I attended the Lake Bluff 4th of July Parade for the first time this year. I was expecting a festive display, celebrating our Nations birthday. Instead, after seeing the Lawn Mower Brigade, I walked away wondering when our community lost its sense of decency and became so self-centered. Even the Lake Forester’s coverage is shocking, proclaiming “the lawn mower brigade mocked pop singer Michael Jackson, who just finished a lengthy trial on molestation charges.”

A mockery of Michael Jackson? This was far beyond that. The Lawn Mower Brigade’s display mocked the current issues of racism and child abuse, starting with Mr. Lydon Neumann stepping over the bounds of decency appearing in white face. I am not even able to fathom what he was thinking.

Then you bring on the rest of the brigade, wearing t-shirts proclaiming “Michael has touched us all” while pushing lawn mowers made to look like strollers. Mocking child abuse and molestation is not humorous on any level. I can’t even imagine what a current or recovering victim of child abuse, was feeling while watching these men make fun of what happened or is happening to them.

Now that the infamous Lawn Mower Brigade has thrust these subjects into the spotlight, I hope they will do something about the ongoing problem of child abuse and racism in our communities. Perhaps we all could use some sensitivity training and a few hours of volunteer work at a local chapter of Prevent Child Abuse America (http://www.preventchildabuse.org/) or another appropriate organization.

It’s time to be kind

Friday, July 08, 2005

Vices

At a recent party, a friend’s guest said to me, “I don’t know what to think of you. You don’t have any vices.”

I found this to be an odd statement and have been chewing on it the last few days. No vices … is that so bad, or does it make me some kind of bad or freaky person? Will people shun me if I don’t have a naughty vice to talk about? What am I to do?

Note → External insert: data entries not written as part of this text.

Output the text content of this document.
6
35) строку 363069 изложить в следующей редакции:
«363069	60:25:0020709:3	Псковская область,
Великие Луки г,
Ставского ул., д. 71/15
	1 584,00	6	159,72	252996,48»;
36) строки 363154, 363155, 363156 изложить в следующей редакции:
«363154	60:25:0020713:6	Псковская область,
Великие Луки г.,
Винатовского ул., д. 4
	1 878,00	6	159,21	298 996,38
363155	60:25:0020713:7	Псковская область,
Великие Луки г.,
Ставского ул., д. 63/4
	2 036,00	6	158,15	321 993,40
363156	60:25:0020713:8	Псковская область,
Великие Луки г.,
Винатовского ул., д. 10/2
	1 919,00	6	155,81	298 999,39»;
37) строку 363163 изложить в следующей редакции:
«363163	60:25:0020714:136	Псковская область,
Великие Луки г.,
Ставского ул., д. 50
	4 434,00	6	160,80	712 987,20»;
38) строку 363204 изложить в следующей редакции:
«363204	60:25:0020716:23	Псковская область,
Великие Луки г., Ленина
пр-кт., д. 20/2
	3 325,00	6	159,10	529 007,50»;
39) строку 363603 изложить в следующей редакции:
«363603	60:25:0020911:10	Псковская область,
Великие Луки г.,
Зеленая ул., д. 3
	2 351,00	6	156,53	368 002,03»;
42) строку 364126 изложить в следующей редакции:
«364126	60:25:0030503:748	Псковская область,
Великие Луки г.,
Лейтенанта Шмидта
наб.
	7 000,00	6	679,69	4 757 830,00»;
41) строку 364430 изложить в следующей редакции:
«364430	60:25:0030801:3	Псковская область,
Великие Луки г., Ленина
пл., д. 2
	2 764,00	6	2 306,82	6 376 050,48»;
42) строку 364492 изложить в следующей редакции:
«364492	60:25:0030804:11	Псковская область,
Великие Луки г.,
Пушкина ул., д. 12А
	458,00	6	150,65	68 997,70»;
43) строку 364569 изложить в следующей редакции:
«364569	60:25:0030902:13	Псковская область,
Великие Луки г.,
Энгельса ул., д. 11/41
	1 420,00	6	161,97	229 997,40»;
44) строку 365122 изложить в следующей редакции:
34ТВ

Lord only knows I’ve given many of them a whirl … I tried drinking and found I don’t care for the taste of most beverages. I tried smoking and that was the same as drinking. I tried cigars but they gave me a hangover the next morning. Drugs…I decided a long time ago to just say no. Porn…I like that, but it gets a bit boring after awhile. Then there are the items I don’t plan to publish on the internet and well, been there, done that and all I got was a lousy t-shirt.

This afternoon I felt the weight of the world lift from my shoulders! I felt like I was a part of “in-crowd” as I sat gorging. I have a vice! Every week or so, I find some excuse to indulge. I fight the craving as long as possible, then I just give in. I scream for ice cream! Mind you, not just any ice cream will do. Some folks will only drink a specific beer, or vodka. I crave Cold Stone Creamery, made fresh, with it smooth creamy texture and my choice of fixings. My mouth waters at the thought.

Now I can share my vice at the next party. Describing how each flavor and fixing makes me tingle with delight (queue up the sexy romance novel music). How I savor each lick of creamy goodness, relieved to know I have a vice.